The two people in the Mini saw it differently. There was a woman driver and a male passenger. They were young, expensively dressed with fancy haircuts, well-heeled but a bit too flashy. Their skins were white.
Whether the male passenger was motivated by chivalry or London traffic aggression or class hatred was not clear, but he decided his companion had been insulted and honour needed to be satisfied.
‘You cunt!’ he shouted in Butterworth’s general direction without even looking at him.
Butterworth nodded at him, acknowledged his existence, making it clear that he had no intention of getting into an argument. It was then that the man noticed the colour of Butterworth’s skin.
‘You black cunt!’ he shouted.
Butterworth nodded again and smiled in a dignified, condescending, provoking way, guaranteed to make things worse. It did.
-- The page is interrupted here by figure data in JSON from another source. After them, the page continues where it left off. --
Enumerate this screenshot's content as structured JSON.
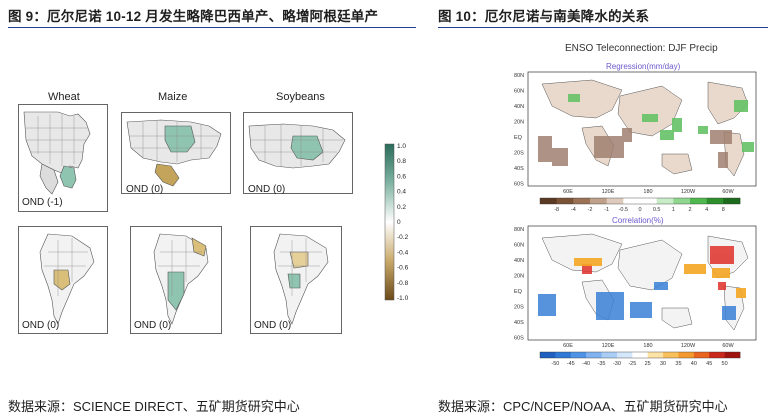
{
  "left": {
    "caption": "图 9：厄尔尼诺 10-12 月发生略降巴西单产、略增阿根廷单产",
    "source": "数据来源：SCIENCE DIRECT、五矿期货研究中心",
    "columns": [
      "Wheat",
      "Maize",
      "Soybeans"
    ],
    "us_labels": [
      "OND (-1)",
      "OND (0)",
      "OND (0)"
    ],
    "sa_labels": [
      "OND (0)",
      "OND (0)",
      "OND (0)"
    ],
    "colorbar_ticks": [
      "1.0",
      "0.8",
      "0.6",
      "0.4",
      "0.2",
      "0",
      "-0.2",
      "-0.4",
      "-0.6",
      "-0.8",
      "-1.0"
    ],
    "colors": {
      "positive": "#3f8f78",
      "negative": "#a8873e"
    }
  },
  "right": {
    "caption": "图 10：厄尔尼诺与南美降水的关系",
    "source": "数据来源：CPC/NCEP/NOAA、五矿期货研究中心",
    "title": "ENSO Teleconnection: DJF Precip",
    "regression_title": "Regression(mm/day)",
    "correlation_title": "Correlation(%)",
    "lat_ticks": [
      "80N",
      "60N",
      "40N",
      "20N",
      "EQ",
      "20S",
      "40S",
      "60S"
    ],
    "lon_ticks": [
      "60E",
      "120E",
      "180",
      "120W",
      "60W"
    ],
    "regression_ticks": [
      "-8",
      "-4",
      "-2",
      "-1",
      "-0.5",
      "0",
      "0.5",
      "1",
      "2",
      "4",
      "8"
    ],
    "correlation_ticks": [
      "-50",
      "-45",
      "-40",
      "-35",
      "-30",
      "-25",
      "25",
      "30",
      "35",
      "40",
      "45",
      "50"
    ]
  }
}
‘What’s a black bastard like you doing with a car like that?’
Butterworth shook his head sadly as though humouring some poor, demented simpleton.
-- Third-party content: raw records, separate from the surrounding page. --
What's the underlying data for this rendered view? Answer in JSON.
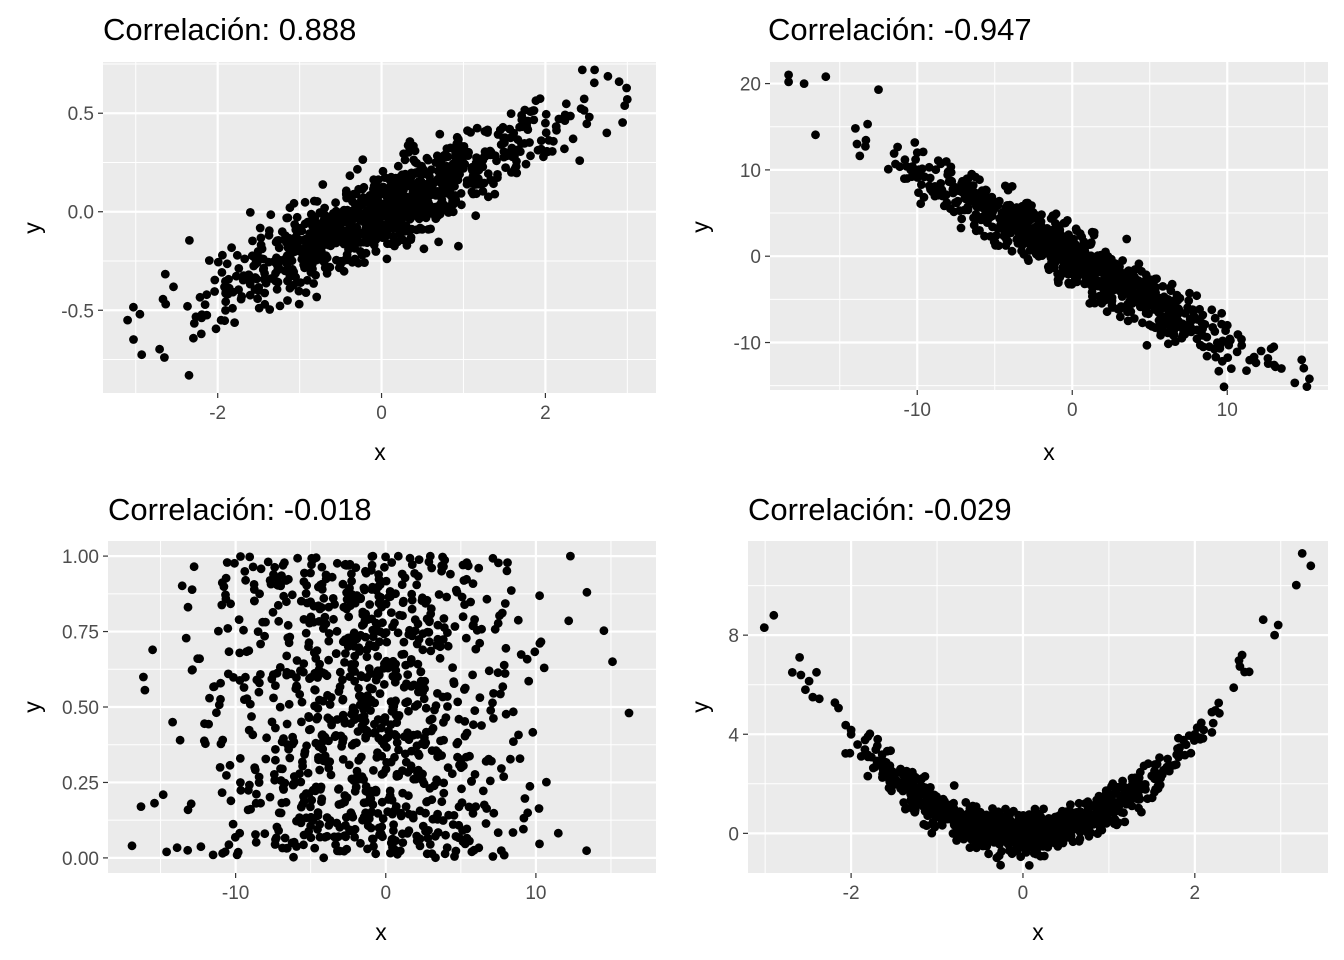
{
  "colors": {
    "panel_bg": "#ebebeb",
    "grid": "#ffffff",
    "point": "#000000",
    "tick_text": "#4d4d4d"
  },
  "chart_data": [
    {
      "type": "scatter",
      "title": "Correlación: 0.888",
      "xlabel": "x",
      "ylabel": "y",
      "xlim": [
        -3.4,
        3.35
      ],
      "ylim": [
        -0.92,
        0.76
      ],
      "xticks": [
        -2,
        0,
        2
      ],
      "xtick_labels": [
        "-2",
        "0",
        "2"
      ],
      "yticks": [
        -0.5,
        0.0,
        0.5
      ],
      "ytick_labels": [
        "-0.5",
        "0.0",
        "0.5"
      ],
      "grid": true,
      "n_points": 1000,
      "correlation": 0.888,
      "relationship": "linear-positive",
      "points_sample": [
        [
          -3.1,
          -0.55
        ],
        [
          -2.95,
          -0.52
        ],
        [
          -2.65,
          -0.74
        ],
        [
          -2.35,
          -0.83
        ],
        [
          -2.2,
          -0.62
        ],
        [
          -1.5,
          -0.4
        ],
        [
          -1.0,
          -0.2
        ],
        [
          -0.5,
          -0.1
        ],
        [
          0.0,
          0.0
        ],
        [
          0.5,
          0.12
        ],
        [
          1.0,
          0.22
        ],
        [
          1.5,
          0.35
        ],
        [
          2.0,
          0.45
        ],
        [
          2.45,
          0.72
        ],
        [
          2.6,
          0.72
        ],
        [
          2.75,
          0.4
        ],
        [
          2.9,
          0.66
        ],
        [
          3.0,
          0.57
        ]
      ]
    },
    {
      "type": "scatter",
      "title": "Correlación: -0.947",
      "xlabel": "x",
      "ylabel": "y",
      "xlim": [
        -19.5,
        16.5
      ],
      "ylim": [
        -15.5,
        22.5
      ],
      "xticks": [
        -10,
        0,
        10
      ],
      "xtick_labels": [
        "-10",
        "0",
        "10"
      ],
      "yticks": [
        -10,
        0,
        10,
        20
      ],
      "ytick_labels": [
        "-10",
        "0",
        "10",
        "20"
      ],
      "grid": true,
      "n_points": 1000,
      "correlation": -0.947,
      "relationship": "linear-negative",
      "points_sample": [
        [
          -18.3,
          21.0
        ],
        [
          -18.3,
          20.2
        ],
        [
          -17.3,
          20.0
        ],
        [
          -15.9,
          20.8
        ],
        [
          -12.5,
          19.3
        ],
        [
          -13.2,
          15.3
        ],
        [
          -10.0,
          12.0
        ],
        [
          -5.0,
          6.0
        ],
        [
          0.0,
          0.0
        ],
        [
          5.0,
          -5.0
        ],
        [
          10.0,
          -8.0
        ],
        [
          13.0,
          -10.5
        ],
        [
          14.8,
          -12.0
        ],
        [
          15.3,
          -14.2
        ]
      ]
    },
    {
      "type": "scatter",
      "title": "Correlación: -0.018",
      "xlabel": "x",
      "ylabel": "y",
      "xlim": [
        -18.5,
        18.0
      ],
      "ylim": [
        -0.05,
        1.05
      ],
      "xticks": [
        -10,
        0,
        10
      ],
      "xtick_labels": [
        "-10",
        "0",
        "10"
      ],
      "yticks": [
        0.0,
        0.25,
        0.5,
        0.75,
        1.0
      ],
      "ytick_labels": [
        "0.00",
        "0.25",
        "0.50",
        "0.75",
        "1.00"
      ],
      "grid": true,
      "n_points": 1000,
      "correlation": -0.018,
      "relationship": "none",
      "points_sample": [
        [
          -16.9,
          0.04
        ],
        [
          -16.3,
          0.17
        ],
        [
          -14.6,
          0.02
        ],
        [
          -14.2,
          0.45
        ],
        [
          -13.7,
          0.39
        ],
        [
          -12.4,
          0.66
        ],
        [
          -11.5,
          0.01
        ],
        [
          -9.9,
          0.01
        ],
        [
          12.3,
          1.0
        ],
        [
          13.4,
          0.88
        ],
        [
          15.1,
          0.65
        ],
        [
          16.2,
          0.48
        ]
      ]
    },
    {
      "type": "scatter",
      "title": "Correlación: -0.029",
      "xlabel": "x",
      "ylabel": "y",
      "xlim": [
        -3.2,
        3.55
      ],
      "ylim": [
        -1.6,
        11.8
      ],
      "xticks": [
        -2,
        0,
        2
      ],
      "xtick_labels": [
        "-2",
        "0",
        "2"
      ],
      "yticks": [
        0,
        4,
        8
      ],
      "ytick_labels": [
        "0",
        "4",
        "8"
      ],
      "grid": true,
      "n_points": 1000,
      "correlation": -0.029,
      "relationship": "quadratic (y = x^2 + noise)",
      "points_sample": [
        [
          -2.9,
          8.8
        ],
        [
          -2.6,
          7.1
        ],
        [
          -2.0,
          4.0
        ],
        [
          -1.0,
          1.0
        ],
        [
          0.0,
          0.0
        ],
        [
          1.0,
          1.0
        ],
        [
          2.0,
          4.0
        ],
        [
          2.55,
          7.2
        ],
        [
          3.25,
          11.3
        ],
        [
          3.35,
          10.8
        ]
      ]
    }
  ]
}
‘Fucking dumb as well as everything else,’ the man yelled. ‘Why don’t you get back to the jungle where you belong?’
Butterworth continued to smile. Then the girl shouted something. At first Butterworth thought perhaps she was embarrassed by her friend and simply wanted to put a stop to it, or perhaps she just wanted to drive on and not miss some other parking space. She shouted to her friend, though it was clearly meant for general consumption, ‘Don’t get into a fight with him, Chas. If he wins he’ll put you in a fucking pot and eat you.’
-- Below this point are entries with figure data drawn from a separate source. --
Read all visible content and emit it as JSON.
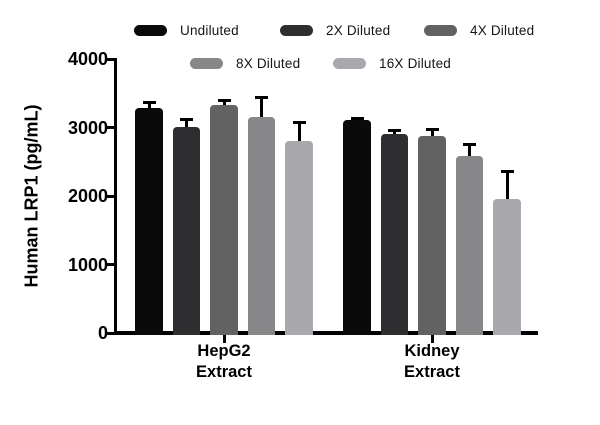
{
  "chart_data": {
    "type": "bar",
    "title": "",
    "ylabel": "Human LRP1 (pg/mL)",
    "xlabel": "",
    "ylim": [
      0,
      4000
    ],
    "yticks": [
      0,
      1000,
      2000,
      3000,
      4000
    ],
    "grid": false,
    "legend_position": "top",
    "categories": [
      "HepG2 Extract",
      "Kidney Extract"
    ],
    "categories_lines": [
      [
        "HepG2",
        "Extract"
      ],
      [
        "Kidney",
        "Extract"
      ]
    ],
    "series": [
      {
        "name": "Undiluted",
        "color": "#0a0a0a",
        "values": [
          3280,
          3110
        ],
        "errors": [
          100,
          45
        ]
      },
      {
        "name": "2X Diluted",
        "color": "#2e2e30",
        "values": [
          3010,
          2900
        ],
        "errors": [
          135,
          80
        ]
      },
      {
        "name": "4X Diluted",
        "color": "#626265",
        "values": [
          3325,
          2870
        ],
        "errors": [
          90,
          120
        ]
      },
      {
        "name": "8X Diluted",
        "color": "#87878a",
        "values": [
          3150,
          2590
        ],
        "errors": [
          310,
          185
        ]
      },
      {
        "name": "16X Diluted",
        "color": "#a9a9ad",
        "values": [
          2800,
          1960
        ],
        "errors": [
          290,
          425
        ]
      }
    ],
    "error_bar_color": "#000000",
    "axis_color": "#000000",
    "background": "#ffffff"
  }
}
That was when it all fell into place for Butterworth.
Why hadn’t he realised before? It all fitted. It all made sense. Those references to the starving in his interview with Kingsley, those references in the history of the club. It was all glaringly, blindingly obvious to him now. Quite simply, the members of the Everlasting Club were cannibals.
Butterworth had heard about this sort of thing, societies who ate human flesh as a horrible parody of the Eucharist, in order to perpetuate themselves, like vampires. That was what was meant by the word ‘everlasting’, a club that tried to make itself immortal by eating the human body.
And how did they come by human flesh? Well, that was obvious now too. They made human sacrifices. They slaughtered young men. That was where Virgil came in. He was young, good-looking, a good example of the tribe, yet being American he was an outsider. He was being treated like a king, given free air tickets, hotel rooms, sex, fine English food. And at the end of it all he would be sacrificed on the altar of the Everlasting Club; and the members, those devils, would consume his body and his blood.
Butterworth crossed himself. He had only ever wanted a quiet life. He had wanted to serve God in a diligent but relaxed, unspectacular way. That was irrelevant now. His personal preferences counted for nothing. The moment finds the man, and Butterworth had been found. Virgil, in the name of all that was holy, needed to be saved, and Butterworth believed he was just the man to do it.